Point being, it took everyone. And because it took everyone, Love didn’t have to do too much. And because of Green Bay’s roster, everyone will be enough most weeks. And what’s great is that, as LaFleur sees it, there’s a lot to love about everyone, with the group that he and GM Brian Gutekunst have put around their young quarterback.
“It’s a bunch of good dudes that come to work every day with a good attitude,” LaFleur says. “There’s a youthful energy with our group, because we do have a lot of young guys. The locker room was as cool as I’ve ever seen it postgame. Those guys were all dancing, having a hell of a time. They were excited.”

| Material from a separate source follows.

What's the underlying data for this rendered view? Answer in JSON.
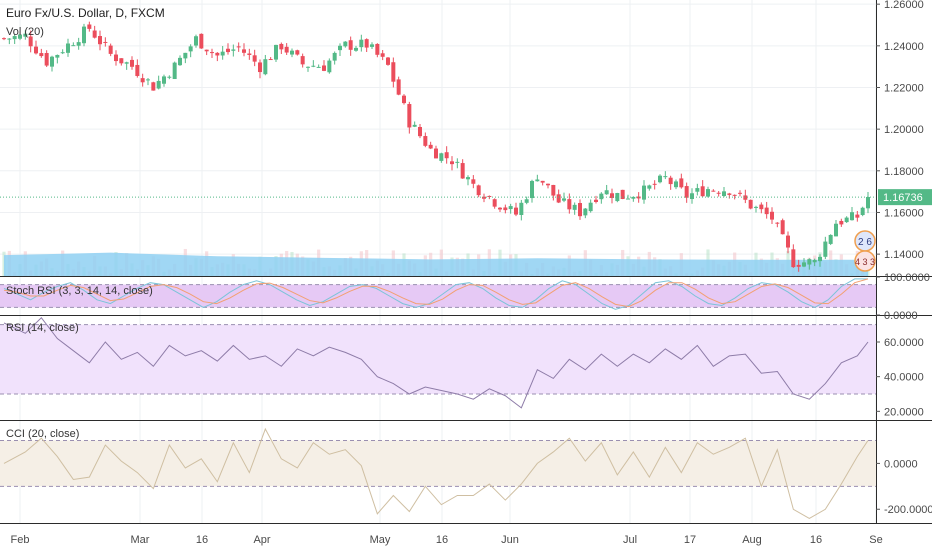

While LaFleur refrained from jumping in on the dancing—he joked he’ll wait to show the guys his moves—he was excited, too.
And, yet, there’s also the reality that this was one week.
There’ll come a time, of course, when the Packers need to lean on their quarterback more than they did Sunday. The good news is if the Bears game showed LaFleur something about Love, it’s that when that time comes, the moment won’t be too big for the guy charged with taking over for a legend.
“I can see the growth and maturity that’s occurred over the last three years, sitting and waiting,” LaFleur says. “He’s a lot different dude than when he first got here. And that’s natural. He’s 24 right now and he was 21 when we got him. You’re going to grow. You have to grow up fast in this league. And luckily for him, I know it wasn’t always fun because you’re a competitor and you want to get out there and you want to play and you’ve got to sit there and learn and wait, but I think he really took advantage of the situation.
“Granted, we’re early on, you’ve got to ride the wave, you’ve got to be resilient. You can’t let one game lead you either positively or negatively into the next game. You’ve got to have a short memory. But I think he understands that, and you’ve seen it. It wasn’t perfect today. It was pretty good, but it wasn’t perfect. He’ll be hard on himself and be critical of things he probably could’ve done better.”
LaFleur then paused to choose his words, and added, “I think all in all, for a first showing, it was extremely positive. … He did a really nice job.”
A lot of Packers did.
Which gave Love a heck of a starting point. And now we’ll see what’s next.